Single-sample hypothesis tests

Single-sample hypothesis tests

Understanding Hypothesis Testing

  • Hypothesis testing is a statistical method that is used in making statistical decisions using experimental data.
  • It involves testing the validity of a claim that is made about a population. This claim, which we’ll call an assumption or a hypothesis, could be that the average age of all people in town X is 35 years.

Steps in Hypothesis Testing

  • The first step in hypothesis testing is to specify the two hypotheses. There are two types of hypotheses: the null hypothesis (H0) and the alternative hypothesis (Ha).
  • The null hypothesis states that there is no effect or difference or, more specifically, it makes a statement about some population parameter that could very well be true.
  • The alternative hypothesis is the exact opposite of what we state in the null hypothesis. It represents a statement we’re trying to prove evidence against in our test.

Single-sample Hypothesis Test

  • A single-sample hypothesis test is used when we want to know whether our sample including measurements of a variable of interest (years of age, for example) differs significantly from the population.
  • The sample mean is compared with the population mean to test if they are significantly different.

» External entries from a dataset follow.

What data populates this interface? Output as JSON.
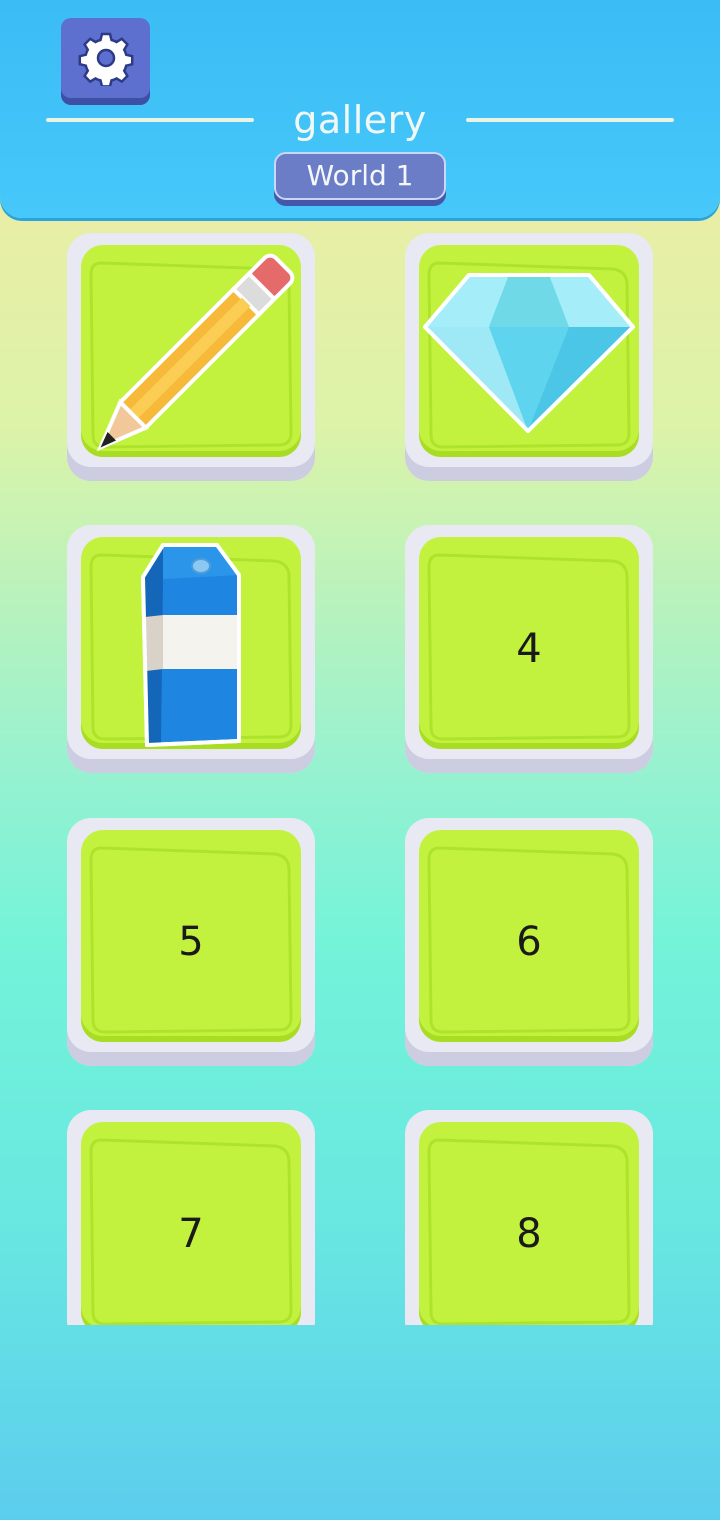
{
  "header": {
    "title": "gallery",
    "world_label": "World 1",
    "settings_icon": "gear-icon",
    "background_color": "#46c8fb",
    "button_color": "#5d70cf"
  },
  "levels": [
    {
      "label": "",
      "image": "pencil"
    },
    {
      "label": "",
      "image": "diamond"
    },
    {
      "label": "",
      "image": "milk-carton"
    },
    {
      "label": "4",
      "image": null
    },
    {
      "label": "5",
      "image": null
    },
    {
      "label": "6",
      "image": null
    },
    {
      "label": "7",
      "image": null
    },
    {
      "label": "8",
      "image": null
    }
  ],
  "colors": {
    "card_face": "#e9e9f3",
    "tile_green": "#c3f23e"
  }
}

Conducting a Single-sample Hypothesis Test

  • In order to conduct a single-sample hypothesis test, the following steps are taken:
    • Formulate the null and the alternative hypothesis.
    • Decide on the significance level, α. This is the likelihood of rejecting the null hypothesis when it is in fact true. Commonly, it is set as 0.05 or 5% which means your output should be 95% confident to give a conclusion of acceptance or rejection.
    • Calculate the test statistic (Z or t) depending on whether population standard deviation is known or not known, respectively. A test statistic is a standardized value that is calculated from sample data during a hypothesis test. It is used in making decisions about the null hypothesis.
    • Compare test statistic to the critical value (from Z or t distribution at the assigned α). If test statistic exceeds the critical value, one would reject the null hypothesis.

Interpretation of Results

  • The output (p-value) of the test is probability of getting a sample like yours if the null hypothesis is true.
  • If p ≤ α, we reject the null hypothesis and conclude that our evidence supports the alternative hypothesis.
  • If p > α, we fail to reject the null hypothesis and conclude that we do not have enough evidence to support the alternative hypothesis.